In the end, my worries about word count were groundless. The first draft was just over 160,000 words. The revised draft came in at 168,000 words despite ending at a much earlier point than I had originally envisioned. When book two is finished, what I had initially planned for book one will certainly exceed 300,000 words.

The more I write, the easier it becomes. Writing two or three thousand words in a day is now common for me, although there are still days where I struggle to write anything. When that happens, I usually do something else or review what I have already written.

Creating the story

Audrey of Farmerton (Book One of Andoran’s Realm) was not plotted the way that most novels probably are. I came up with the basic idea of how to begin the novel, but I also needed to work toward events that had already occurred in adventures that involved Audrey. I took a few liberties, but I primarily worked within those constraints. This proved to be a challenge.

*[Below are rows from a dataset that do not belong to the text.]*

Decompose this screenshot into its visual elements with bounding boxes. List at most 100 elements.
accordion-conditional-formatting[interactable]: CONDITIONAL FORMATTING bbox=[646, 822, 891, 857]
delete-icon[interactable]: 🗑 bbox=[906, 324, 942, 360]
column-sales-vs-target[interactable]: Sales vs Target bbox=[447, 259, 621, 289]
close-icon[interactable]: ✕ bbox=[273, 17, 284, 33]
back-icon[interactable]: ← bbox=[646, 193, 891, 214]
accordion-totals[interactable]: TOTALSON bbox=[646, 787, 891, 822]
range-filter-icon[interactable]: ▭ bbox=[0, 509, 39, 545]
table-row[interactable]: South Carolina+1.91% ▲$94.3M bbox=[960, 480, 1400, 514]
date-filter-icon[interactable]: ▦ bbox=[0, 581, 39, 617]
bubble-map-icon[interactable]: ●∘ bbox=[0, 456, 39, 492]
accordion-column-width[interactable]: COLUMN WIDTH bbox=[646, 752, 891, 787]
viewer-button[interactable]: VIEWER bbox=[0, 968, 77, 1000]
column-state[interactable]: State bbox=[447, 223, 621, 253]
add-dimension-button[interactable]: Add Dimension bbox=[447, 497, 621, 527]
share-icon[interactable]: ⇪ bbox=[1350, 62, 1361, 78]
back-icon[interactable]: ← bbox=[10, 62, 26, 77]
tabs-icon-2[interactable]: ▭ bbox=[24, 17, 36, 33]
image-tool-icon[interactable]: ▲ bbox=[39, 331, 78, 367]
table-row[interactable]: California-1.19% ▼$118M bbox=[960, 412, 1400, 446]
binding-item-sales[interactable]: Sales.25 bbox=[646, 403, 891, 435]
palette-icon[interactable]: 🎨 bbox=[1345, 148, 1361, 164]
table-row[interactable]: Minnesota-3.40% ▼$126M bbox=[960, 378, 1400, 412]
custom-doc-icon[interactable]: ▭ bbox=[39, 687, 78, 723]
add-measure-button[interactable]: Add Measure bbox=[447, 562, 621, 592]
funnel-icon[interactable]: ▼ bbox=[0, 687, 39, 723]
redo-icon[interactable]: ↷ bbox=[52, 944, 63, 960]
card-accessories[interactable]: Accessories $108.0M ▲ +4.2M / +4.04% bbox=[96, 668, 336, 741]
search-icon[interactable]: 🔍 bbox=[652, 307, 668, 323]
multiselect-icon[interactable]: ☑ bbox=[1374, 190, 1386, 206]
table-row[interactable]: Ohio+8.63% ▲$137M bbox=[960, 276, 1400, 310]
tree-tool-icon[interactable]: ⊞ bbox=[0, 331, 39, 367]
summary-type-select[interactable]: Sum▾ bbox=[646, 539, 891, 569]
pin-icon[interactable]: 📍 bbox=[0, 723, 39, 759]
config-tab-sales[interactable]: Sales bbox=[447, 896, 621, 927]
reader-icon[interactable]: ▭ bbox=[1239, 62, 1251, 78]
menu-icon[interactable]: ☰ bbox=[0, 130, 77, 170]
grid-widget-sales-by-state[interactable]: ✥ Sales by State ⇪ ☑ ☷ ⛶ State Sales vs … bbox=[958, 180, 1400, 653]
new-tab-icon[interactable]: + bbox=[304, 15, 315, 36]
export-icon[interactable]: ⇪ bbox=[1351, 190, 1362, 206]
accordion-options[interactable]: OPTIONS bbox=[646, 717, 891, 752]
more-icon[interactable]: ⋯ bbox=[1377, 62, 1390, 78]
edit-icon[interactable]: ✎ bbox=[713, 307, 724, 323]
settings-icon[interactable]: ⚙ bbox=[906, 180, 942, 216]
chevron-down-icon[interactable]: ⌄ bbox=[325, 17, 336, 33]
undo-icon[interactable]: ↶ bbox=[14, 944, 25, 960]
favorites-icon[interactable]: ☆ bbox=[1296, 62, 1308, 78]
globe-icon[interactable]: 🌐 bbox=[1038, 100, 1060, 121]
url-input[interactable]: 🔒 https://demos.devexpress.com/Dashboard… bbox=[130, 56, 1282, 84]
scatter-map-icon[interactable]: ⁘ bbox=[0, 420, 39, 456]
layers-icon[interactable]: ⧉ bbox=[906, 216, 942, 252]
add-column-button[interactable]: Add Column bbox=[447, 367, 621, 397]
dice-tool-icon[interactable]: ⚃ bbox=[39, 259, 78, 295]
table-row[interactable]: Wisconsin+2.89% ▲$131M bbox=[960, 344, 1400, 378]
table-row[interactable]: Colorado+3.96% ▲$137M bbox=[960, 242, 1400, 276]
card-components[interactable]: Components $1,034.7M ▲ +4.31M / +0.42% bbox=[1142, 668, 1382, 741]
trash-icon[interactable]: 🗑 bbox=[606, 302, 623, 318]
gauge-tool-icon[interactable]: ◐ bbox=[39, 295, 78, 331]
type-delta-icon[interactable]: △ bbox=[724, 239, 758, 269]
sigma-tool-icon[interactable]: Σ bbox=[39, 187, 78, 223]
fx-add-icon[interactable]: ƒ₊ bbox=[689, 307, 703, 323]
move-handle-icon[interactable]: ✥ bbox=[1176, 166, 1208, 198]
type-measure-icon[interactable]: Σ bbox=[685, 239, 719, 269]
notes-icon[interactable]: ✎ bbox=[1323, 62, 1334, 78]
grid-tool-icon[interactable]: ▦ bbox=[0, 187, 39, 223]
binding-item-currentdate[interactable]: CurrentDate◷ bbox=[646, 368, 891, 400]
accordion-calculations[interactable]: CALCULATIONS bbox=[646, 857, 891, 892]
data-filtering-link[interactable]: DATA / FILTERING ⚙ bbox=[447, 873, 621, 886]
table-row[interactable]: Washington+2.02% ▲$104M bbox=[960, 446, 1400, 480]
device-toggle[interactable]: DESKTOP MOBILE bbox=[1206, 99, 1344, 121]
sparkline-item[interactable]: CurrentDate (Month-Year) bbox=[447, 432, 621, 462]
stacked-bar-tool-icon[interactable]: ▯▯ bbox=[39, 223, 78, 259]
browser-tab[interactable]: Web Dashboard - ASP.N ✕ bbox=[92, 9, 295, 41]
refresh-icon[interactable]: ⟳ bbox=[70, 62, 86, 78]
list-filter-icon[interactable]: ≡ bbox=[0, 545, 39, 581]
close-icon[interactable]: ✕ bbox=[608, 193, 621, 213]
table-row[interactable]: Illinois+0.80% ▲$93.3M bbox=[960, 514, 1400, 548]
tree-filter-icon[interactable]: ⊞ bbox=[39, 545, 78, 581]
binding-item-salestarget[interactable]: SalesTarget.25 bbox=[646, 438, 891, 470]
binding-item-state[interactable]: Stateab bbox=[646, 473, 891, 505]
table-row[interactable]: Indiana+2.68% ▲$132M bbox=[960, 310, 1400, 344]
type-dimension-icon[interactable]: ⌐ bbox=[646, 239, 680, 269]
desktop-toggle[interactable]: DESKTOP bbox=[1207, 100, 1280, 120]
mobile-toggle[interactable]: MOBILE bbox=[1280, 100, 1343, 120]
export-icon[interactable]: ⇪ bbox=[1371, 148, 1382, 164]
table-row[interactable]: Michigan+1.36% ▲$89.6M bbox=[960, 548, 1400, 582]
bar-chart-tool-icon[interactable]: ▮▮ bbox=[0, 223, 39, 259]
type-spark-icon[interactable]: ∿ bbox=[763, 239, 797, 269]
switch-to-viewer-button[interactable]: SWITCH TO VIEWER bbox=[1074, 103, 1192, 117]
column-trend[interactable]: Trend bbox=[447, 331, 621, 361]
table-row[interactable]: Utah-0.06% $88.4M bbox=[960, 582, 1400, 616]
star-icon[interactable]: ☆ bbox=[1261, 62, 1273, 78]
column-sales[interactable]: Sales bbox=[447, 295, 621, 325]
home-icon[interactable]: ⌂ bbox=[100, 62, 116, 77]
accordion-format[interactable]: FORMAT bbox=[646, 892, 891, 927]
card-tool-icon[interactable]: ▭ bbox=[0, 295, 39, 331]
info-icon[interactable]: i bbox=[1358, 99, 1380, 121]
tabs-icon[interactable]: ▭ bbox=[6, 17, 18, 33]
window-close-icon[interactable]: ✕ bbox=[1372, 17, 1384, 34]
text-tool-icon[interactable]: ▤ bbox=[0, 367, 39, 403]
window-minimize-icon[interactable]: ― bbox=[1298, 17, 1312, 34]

Farmerton itself barely existed when I began to write. It consisted only of Audrey, her parents, and the mayor. I gave Audrey a best friend and some additional relatives. The mayor gained a daughter who became a minor character. This helped to make Farmerton seem like more of a real place, but also complicated the return trips there later in the novel.

The biggest challenge by far was detailing how Audrey went from being an uninvited guest in Saxloc’s home to his adventuring companion and romantic interest. Here again, I was constrained by specific events that needed to occur. On the other hand, many of the people that Audrey ended up interacting with already existed, and it was simply necessary to work them into the story. And the Witch’s City was already well established including a map and numerous details. It was definitely a challenge, but it was an enjoyable one.

As I crafted the story, I found myself adding additional characters, some of whom developed their own story arcs within the novel. Many minor existing characters developed more detailed personalities, as well as mannerisms and quirks. Audrey herself changed, developing a drinking problem and anger issues.

The  story underwent major revisions following some critical feedback.That resulted in a much-improved novel that ended at a much earlier point. The material removed from the end will now be in Book Two of Andoran’s Realm.